A la lumière de ces risques, la conception d'« employabilité » renvoie les rapports sociaux à ce qu'ils étaient au XIXe siècle. Que dire alors du champ considérable de fusions, restructurations, délocalisations qu'ouvre la mise en place de la monnaie unique ?

Le syndicalisme ne peut rester dans la situation de quémandeur, au risque d'avoir un jour des comptes à rendre aux salariés. Ce sont des exigences qu'il doit maintenant faire émerger du monde du travail. Exigences de démocratie, de droits nouveaux, concernant aussi bien le droit de regard sur les restructurations, le droit de bloquer des délocalisations, d'intervention sur les investissements, sur l'utilisation des profits.

L'articulation entre droits acquis, qu'il faut sauvegarder, et droits à acquérir se pose dans tous les pays européens. Le récent conflit des chômeurs en France - et son impact dans les pays alentour - témoigne d'aspirations nouvelles auxquelles il va falloir répondre, aussi bien pour ceux et celles qui souffrent de ne pas avoir d'emploi que pour ceux et celles qui souffrent au travail. Les manifestations de 1997 : Vilvorde, Paris, Luxembourg, confirment les potentialités de mobilisation. Elles témoignent de possibilités de convergences syndicales, notamment dans la CES.

Encore faut-il que, dans sa diversité, le syndicalisme européen s'affirme porteur d'un élan dynamique capable d'imposer la prise en compte de ces exigences. L'échéance du prochain sommet de Cardiff doit être un nouveau rendez-vous pour les syndicats et pour le gouvernement.
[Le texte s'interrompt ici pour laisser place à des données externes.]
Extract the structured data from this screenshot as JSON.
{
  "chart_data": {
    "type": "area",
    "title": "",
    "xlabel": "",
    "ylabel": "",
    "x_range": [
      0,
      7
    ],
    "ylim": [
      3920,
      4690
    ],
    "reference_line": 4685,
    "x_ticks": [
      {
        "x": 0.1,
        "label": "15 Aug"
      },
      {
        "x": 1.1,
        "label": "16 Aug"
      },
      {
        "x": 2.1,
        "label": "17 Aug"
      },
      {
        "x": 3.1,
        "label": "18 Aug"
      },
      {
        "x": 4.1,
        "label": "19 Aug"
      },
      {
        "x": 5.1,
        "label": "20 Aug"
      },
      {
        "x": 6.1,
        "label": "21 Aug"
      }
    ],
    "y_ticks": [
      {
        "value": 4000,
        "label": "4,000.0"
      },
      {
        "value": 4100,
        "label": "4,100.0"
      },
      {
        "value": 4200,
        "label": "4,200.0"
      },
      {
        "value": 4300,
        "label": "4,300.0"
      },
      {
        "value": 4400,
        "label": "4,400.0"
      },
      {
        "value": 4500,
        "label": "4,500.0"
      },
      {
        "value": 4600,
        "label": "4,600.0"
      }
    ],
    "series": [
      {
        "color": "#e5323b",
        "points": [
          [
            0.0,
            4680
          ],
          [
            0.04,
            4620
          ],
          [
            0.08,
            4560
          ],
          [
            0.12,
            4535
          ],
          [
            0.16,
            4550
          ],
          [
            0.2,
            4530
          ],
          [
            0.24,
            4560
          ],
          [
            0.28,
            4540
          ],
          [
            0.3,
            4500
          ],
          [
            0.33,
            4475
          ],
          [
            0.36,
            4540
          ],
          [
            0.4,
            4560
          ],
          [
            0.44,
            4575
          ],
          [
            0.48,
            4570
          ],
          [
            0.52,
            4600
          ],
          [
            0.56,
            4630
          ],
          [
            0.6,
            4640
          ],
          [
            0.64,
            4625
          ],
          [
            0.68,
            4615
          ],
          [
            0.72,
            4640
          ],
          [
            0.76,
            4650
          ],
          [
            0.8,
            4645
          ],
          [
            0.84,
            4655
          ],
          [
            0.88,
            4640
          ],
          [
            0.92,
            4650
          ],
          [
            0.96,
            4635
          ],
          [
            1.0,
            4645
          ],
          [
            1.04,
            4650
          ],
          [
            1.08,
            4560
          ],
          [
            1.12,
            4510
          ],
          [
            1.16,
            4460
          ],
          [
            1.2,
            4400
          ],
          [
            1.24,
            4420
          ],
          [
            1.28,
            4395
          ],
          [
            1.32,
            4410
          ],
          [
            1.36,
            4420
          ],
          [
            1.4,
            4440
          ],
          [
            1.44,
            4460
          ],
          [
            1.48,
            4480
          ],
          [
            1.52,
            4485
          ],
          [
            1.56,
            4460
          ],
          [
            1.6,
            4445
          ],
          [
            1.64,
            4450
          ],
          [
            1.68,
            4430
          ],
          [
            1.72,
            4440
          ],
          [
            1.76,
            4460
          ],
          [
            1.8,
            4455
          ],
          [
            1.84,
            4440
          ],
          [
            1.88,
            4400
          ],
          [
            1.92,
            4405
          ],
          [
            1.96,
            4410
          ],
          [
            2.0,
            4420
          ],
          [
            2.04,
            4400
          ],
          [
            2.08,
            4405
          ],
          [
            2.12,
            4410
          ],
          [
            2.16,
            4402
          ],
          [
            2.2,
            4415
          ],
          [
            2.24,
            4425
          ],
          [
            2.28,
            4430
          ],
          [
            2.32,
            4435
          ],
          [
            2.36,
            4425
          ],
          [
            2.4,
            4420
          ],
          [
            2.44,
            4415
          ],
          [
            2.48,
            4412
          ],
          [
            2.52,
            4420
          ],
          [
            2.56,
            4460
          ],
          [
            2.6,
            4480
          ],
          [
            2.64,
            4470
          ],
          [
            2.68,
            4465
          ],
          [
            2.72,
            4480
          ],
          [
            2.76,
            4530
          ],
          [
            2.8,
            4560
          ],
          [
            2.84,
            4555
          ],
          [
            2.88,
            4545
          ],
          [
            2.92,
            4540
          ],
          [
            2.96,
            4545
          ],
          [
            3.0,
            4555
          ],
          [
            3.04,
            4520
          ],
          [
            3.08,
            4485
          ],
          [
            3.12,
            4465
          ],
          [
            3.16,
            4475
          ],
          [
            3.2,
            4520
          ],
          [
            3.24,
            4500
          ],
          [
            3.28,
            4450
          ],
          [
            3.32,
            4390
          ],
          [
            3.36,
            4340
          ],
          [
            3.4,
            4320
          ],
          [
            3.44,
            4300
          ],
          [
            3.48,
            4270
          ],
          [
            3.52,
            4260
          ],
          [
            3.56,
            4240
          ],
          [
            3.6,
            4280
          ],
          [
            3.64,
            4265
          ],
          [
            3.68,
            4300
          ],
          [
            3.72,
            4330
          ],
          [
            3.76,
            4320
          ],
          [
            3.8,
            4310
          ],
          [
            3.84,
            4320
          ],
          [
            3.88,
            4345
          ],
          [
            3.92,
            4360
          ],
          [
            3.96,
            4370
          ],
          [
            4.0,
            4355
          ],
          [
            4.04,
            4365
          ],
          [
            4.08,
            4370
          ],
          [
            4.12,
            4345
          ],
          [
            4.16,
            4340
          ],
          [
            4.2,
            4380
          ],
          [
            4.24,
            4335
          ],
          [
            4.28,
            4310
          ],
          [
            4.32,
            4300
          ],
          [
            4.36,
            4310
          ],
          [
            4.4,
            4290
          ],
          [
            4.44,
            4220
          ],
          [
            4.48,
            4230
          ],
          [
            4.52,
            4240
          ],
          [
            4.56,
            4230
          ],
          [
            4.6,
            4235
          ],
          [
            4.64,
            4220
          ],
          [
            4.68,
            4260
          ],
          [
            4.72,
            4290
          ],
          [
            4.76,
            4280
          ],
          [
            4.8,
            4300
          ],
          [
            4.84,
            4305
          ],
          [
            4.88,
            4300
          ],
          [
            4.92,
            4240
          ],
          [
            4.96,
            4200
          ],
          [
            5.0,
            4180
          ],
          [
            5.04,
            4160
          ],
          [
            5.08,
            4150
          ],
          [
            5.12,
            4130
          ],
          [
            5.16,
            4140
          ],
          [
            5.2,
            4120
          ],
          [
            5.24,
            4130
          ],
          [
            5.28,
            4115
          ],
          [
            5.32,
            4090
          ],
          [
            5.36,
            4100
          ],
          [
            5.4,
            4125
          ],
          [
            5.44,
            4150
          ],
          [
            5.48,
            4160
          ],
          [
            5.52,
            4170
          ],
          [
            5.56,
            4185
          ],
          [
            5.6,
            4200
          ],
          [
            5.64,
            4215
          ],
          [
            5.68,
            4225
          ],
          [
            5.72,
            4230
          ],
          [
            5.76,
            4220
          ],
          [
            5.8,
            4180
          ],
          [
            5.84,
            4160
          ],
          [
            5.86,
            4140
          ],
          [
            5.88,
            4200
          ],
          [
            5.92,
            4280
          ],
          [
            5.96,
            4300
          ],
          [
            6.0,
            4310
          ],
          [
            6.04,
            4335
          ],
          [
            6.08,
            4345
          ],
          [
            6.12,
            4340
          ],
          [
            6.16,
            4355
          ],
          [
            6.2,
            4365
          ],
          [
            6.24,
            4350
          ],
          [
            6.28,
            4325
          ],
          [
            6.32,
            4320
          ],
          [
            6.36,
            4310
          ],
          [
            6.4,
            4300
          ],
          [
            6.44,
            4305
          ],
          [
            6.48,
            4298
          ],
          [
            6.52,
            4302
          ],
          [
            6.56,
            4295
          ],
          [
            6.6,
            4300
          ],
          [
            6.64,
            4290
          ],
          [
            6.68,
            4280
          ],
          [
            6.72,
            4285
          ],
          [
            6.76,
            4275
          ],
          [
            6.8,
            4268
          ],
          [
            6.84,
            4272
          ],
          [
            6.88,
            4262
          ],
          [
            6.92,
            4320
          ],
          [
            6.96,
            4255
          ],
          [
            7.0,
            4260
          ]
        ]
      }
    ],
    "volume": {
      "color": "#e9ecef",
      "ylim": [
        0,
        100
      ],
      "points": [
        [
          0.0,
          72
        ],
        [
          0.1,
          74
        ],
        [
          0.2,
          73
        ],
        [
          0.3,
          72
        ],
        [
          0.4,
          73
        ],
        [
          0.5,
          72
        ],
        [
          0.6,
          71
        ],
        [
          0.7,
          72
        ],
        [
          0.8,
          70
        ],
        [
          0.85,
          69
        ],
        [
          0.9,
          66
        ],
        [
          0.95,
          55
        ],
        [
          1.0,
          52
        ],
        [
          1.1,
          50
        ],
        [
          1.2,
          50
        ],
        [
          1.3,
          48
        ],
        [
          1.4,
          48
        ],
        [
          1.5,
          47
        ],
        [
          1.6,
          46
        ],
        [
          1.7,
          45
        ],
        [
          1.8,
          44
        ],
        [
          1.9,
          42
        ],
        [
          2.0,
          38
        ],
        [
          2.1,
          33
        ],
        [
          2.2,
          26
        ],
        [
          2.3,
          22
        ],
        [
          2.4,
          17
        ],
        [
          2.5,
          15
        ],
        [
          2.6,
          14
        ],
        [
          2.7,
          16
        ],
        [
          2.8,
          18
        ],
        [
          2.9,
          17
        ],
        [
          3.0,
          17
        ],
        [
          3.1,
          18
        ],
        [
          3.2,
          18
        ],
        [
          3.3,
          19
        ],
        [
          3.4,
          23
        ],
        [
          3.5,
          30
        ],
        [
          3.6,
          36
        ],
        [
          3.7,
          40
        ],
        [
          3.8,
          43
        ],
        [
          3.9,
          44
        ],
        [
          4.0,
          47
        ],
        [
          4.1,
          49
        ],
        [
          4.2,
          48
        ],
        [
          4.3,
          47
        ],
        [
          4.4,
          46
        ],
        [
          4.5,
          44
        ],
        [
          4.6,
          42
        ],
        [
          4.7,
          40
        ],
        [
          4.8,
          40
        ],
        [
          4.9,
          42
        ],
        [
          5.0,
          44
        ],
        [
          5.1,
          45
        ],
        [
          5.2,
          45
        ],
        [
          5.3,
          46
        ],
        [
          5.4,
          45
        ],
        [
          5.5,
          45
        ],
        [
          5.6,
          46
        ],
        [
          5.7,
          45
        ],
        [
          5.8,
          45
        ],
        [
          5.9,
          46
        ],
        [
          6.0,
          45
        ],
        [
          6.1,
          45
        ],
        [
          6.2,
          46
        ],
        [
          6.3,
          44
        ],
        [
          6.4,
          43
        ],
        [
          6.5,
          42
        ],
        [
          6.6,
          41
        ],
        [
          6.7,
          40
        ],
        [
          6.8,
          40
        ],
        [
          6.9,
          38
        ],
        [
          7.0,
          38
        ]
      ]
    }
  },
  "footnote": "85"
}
Le sommet de Luxembourg est loin d'avoir répondu aux ambitions de développement de l'emploi, le gouvernement lui-même a pu mesurer la difficulté de la tâche.

Le moment n'est-il pas venu de procéder, en France, à un large échange de vues entre gouvernement et acteurs sociaux pour tenter de préciser les objectifs pour l'emploi qu'il convient de poser avec force à Cardiff, d'autant que le gouvernement doit présenter avant le 15 avril le plan national d'action de la France ?

Pour jouer un rôle d'impulsion à la hauteur des enjeux, il est essentiel que le syndicalisme français prolonge l'élan unitaire qu'il a su générer en 1995, 1996 et 1997. C'est à cet objectif urgent que la CGT est décidée de travailler.